Les personnes en situation de pauvreté sont ainsi mieux accueillies et accompagnées dans les institutions publiques, ce qui a engendré une diminution du nombre de non-recours. « Je n’osais plus aller à la mairie, car je me sentais jugée dès que j’entrais. Aujourd’hui, de nombreux professionnels ont pris conscience de notre réalité grâce au développement, entre autre, des co-formations, en Croisement des savoirs et des pratiques, avec des personnes en situation de précarité. Chacun a pu faire évoluer son regard sur l’autre et, maintenant, j’ose aller demander l’application de mes droits et je suis accueillie comme tout le monde”, témoigne ainsi Flora, une militante Quart Monde.
Au-delà des institutions, c’est le regard de la société dans son ensemble qui a évolué. « Plus personne ne se définit aujourd’hui selon ce qu’il possède. Même si je n’ai rien, je suis quelqu’un, dans les yeux de la plupart des gens que je rencontre. Quand j’étais enfant dans les années 2020, je me souviens que mes parents étaient jugés devant l’école par les autres parents, parce qu’ils n’avaient pas de beaux vêtements. Ça nous excluait. Cela a changé », constate Timéo, un autre militant Quart Monde.
Un isolement toujours important
Le Rapport sur la pauvreté 2065 pointe une nette augmentation de la dimension « isolement ». Alors que la maltraitance sociale et institutionnelle a tendance à diminuer, les conditions climatiques ont, ces dernières années, renforcé l’isolement des personnes en situation de précarité dans des quartiers exposés aux risques, comme la montée des eaux dans les bidonvilles exposés, ou en habitat social n’ayant pas encore bénéficié des programmes de rénovation énergétique.
Isolées physiquement et géographiquement, les personnes en situation de précarité soulignent les difficultés rencontrées pour accéder à un habitat digne et durable, donc accéder aux mêmes droits que tous, sans se sentir mis à distance par la société.
Des compétences acquises mieux reconnues
Les savoirs et les compétences que les personnes en situation de pauvreté ont développés pour survivre sont davantage pris en compte ces dernières années.
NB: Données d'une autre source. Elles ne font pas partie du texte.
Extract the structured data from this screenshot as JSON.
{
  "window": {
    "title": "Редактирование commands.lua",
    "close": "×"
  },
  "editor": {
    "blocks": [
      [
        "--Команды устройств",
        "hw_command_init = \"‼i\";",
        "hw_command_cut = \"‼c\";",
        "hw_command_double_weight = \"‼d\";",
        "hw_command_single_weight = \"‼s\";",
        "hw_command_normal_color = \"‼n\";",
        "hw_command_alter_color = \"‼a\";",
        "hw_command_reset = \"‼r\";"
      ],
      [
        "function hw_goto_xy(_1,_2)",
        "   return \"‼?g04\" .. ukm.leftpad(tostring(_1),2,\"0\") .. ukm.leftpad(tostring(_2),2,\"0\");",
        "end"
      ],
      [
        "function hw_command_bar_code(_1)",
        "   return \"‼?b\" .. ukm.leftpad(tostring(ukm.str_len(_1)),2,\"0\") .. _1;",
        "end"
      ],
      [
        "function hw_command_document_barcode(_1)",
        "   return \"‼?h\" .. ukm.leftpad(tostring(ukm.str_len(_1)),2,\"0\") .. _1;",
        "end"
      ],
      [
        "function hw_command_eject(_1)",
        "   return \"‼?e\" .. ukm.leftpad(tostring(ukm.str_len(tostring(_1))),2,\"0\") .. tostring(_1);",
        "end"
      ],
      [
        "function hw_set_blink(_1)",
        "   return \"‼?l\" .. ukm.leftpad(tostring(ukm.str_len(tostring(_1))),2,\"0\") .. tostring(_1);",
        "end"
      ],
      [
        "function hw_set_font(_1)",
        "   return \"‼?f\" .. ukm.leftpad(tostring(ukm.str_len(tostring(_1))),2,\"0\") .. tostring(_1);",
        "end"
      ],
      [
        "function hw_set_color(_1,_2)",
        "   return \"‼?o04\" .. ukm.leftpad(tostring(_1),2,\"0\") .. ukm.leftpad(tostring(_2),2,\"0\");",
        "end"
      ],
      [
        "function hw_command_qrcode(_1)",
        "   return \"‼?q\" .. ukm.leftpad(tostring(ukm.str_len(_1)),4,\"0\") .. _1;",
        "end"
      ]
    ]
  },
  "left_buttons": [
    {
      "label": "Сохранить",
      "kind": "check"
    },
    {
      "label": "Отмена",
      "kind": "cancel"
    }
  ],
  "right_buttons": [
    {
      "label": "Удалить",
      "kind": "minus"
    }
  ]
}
Le développement de l’accès à des formations diplômantes pour les personnes en situation de précarité ayant l’expérience du Croisement des savoirs et des pratiques ou d’engagements dans des collectifs du Pouvoir de Vivre ou au sein d’Universités populaires Quart Monde, a notamment permis de favoriser l’emploi de ces personnes dans de nombreuses institutions, collectivités et universités où elles sont « médiatrices de connaissances ».
Cet article est extrait du numéro 500 du Journal d’ATD Quart Monde publié en février 2020. Il s’agit d’un numéro spécial se projetant dans 500 numéros, soit… en 2065 !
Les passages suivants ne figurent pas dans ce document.